Ellison is leading a coalition of 10 attorneys general attempting to block Trump from ending the Deferred Enforced Departure (DED) program, which has helped thousands of Liberians come to the United States to escape civil war since the early 1990s.

A group of plaintiffs affected by the decision sued Trump and Homeland Security Secretary Kirstjen Nielsen earlier this month, asking Massachusetts U.S. District Judge Timothy Hillman for a nationwide preliminary injunction to prevent Trump from ending their legal protections. The administration has set a March 31 termination date for the program.

If Trump's decision stands, Liberians living in the U.S. under the program would have to return to their home country or be subject to deportation.

Trump determined that conditions had improved in the past year after decades of violence in the West African nation.

"The President's decision was based on an evaluation of appropriate factors and constituted a proper exercise of his constitutional authority" to conduct foreign affairs, wrote Joshua Kolsky, a Justice Department trial attorney representing the administration in the lawsuit.

Supporting the legal challenge, Ellison argued that Minnesota, which has one of the nation's largest Liberian communities, would see its health and social services industries harmed because many Liberians work in those sectors, which are already beset by worker shortages.

Minnesota is home to nearly 16,000 people who were born in Liberia or claim Liberian ancestry.

St. Therese, a Catholic nonprofit organization with facilities in five suburbs, recently announced that it could lose about a half dozen workers if the state's Liberians lose their special legal status.

Among them is Christina Wilson, a plaintiff in the Massachusetts lawsuit after having spent most of her 17 years in Minnesota working as a nursing assistant at St. Therese.

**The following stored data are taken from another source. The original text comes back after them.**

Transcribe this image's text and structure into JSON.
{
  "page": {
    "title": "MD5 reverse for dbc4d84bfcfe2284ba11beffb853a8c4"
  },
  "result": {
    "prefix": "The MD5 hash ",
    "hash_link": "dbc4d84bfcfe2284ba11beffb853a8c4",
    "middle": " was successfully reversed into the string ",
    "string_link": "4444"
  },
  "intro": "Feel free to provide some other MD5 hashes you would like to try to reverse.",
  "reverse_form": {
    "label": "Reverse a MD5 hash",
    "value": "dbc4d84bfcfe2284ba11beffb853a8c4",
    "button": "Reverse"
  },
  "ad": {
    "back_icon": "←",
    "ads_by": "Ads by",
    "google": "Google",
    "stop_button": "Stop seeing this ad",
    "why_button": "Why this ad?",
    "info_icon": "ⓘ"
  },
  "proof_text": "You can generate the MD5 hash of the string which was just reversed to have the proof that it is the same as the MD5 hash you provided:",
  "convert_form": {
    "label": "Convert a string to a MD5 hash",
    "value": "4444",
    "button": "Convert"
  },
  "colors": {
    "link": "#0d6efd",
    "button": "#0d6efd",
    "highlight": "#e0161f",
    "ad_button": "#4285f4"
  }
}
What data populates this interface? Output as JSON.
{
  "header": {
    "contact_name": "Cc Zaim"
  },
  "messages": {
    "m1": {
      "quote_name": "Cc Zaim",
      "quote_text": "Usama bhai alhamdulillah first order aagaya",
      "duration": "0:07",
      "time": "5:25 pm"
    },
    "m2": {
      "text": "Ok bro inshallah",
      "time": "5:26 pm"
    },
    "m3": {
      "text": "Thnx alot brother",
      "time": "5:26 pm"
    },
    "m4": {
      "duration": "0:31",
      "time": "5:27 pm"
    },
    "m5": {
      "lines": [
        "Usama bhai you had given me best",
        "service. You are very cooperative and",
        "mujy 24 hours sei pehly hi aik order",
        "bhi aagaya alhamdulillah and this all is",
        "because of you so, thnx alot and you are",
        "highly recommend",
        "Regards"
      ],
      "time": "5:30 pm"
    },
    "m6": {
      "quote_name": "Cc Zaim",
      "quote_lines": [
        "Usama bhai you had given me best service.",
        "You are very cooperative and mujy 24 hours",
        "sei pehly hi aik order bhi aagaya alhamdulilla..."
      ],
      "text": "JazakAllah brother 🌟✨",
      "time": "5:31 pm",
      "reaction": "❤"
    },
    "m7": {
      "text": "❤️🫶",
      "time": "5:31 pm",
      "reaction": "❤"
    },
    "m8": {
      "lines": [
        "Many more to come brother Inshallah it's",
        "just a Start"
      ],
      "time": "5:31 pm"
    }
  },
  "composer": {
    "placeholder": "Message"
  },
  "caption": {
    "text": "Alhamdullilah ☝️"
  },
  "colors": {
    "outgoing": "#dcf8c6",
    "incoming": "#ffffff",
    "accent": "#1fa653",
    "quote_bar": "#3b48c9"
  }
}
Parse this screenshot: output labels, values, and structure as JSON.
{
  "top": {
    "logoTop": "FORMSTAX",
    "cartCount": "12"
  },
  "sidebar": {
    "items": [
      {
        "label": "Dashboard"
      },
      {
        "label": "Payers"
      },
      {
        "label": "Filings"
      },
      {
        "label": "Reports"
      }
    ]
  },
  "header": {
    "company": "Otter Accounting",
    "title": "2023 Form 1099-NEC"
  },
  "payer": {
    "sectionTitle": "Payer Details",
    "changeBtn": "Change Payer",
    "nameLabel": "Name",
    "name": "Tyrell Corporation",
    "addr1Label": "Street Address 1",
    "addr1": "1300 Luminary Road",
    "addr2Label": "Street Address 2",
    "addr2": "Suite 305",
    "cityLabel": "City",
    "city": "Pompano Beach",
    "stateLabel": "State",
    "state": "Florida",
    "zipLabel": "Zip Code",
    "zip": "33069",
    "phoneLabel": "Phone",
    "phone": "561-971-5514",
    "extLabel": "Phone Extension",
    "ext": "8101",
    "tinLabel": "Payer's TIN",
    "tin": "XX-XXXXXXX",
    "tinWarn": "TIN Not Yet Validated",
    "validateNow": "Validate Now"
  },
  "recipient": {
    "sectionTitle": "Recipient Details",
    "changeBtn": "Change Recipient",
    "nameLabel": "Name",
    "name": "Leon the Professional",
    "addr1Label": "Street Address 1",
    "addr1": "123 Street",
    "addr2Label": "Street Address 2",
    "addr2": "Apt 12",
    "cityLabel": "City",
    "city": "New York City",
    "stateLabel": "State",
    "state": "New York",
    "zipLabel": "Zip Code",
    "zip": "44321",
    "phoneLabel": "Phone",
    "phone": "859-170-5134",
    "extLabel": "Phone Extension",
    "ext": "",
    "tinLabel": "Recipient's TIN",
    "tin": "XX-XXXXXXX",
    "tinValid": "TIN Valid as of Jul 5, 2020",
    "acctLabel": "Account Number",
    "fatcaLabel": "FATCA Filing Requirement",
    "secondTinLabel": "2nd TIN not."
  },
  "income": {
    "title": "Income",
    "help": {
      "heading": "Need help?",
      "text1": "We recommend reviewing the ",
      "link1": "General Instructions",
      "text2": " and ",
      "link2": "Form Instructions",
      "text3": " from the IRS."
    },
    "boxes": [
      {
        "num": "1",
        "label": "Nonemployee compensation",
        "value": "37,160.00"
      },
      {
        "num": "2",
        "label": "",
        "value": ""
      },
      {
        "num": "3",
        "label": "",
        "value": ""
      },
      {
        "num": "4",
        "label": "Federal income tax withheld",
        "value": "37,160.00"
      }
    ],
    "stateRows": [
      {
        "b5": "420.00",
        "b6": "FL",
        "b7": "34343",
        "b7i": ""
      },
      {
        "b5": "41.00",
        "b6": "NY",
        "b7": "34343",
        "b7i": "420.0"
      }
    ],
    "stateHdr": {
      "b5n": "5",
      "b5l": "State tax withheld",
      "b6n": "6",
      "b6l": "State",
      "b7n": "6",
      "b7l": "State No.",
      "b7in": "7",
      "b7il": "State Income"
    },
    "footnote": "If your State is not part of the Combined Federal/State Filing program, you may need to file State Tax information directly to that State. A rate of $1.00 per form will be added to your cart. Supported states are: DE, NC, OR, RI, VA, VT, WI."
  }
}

Wilson's story was cited in Ellison's brief, along with that of Moses Punni, a group production leader at Medtronic who fears leaving his 16-year-old daughter, a U.S. citizen, behind in Coon Rapids. Ellison also named Isabela Wreh-Fofana, a St. Paul nursing assistant who is concerned that her 23-year-old son will need a fourth open-heart surgery after they leave the U.S.

"I've led this coalition because when the Liberian community lives with dignity, safety and respect, as it has in Minnesota for decades, every Minnesota community thrives," Ellison said. "When the president won't protect Minnesotans, I'll use the powers of the attorney general to protect them."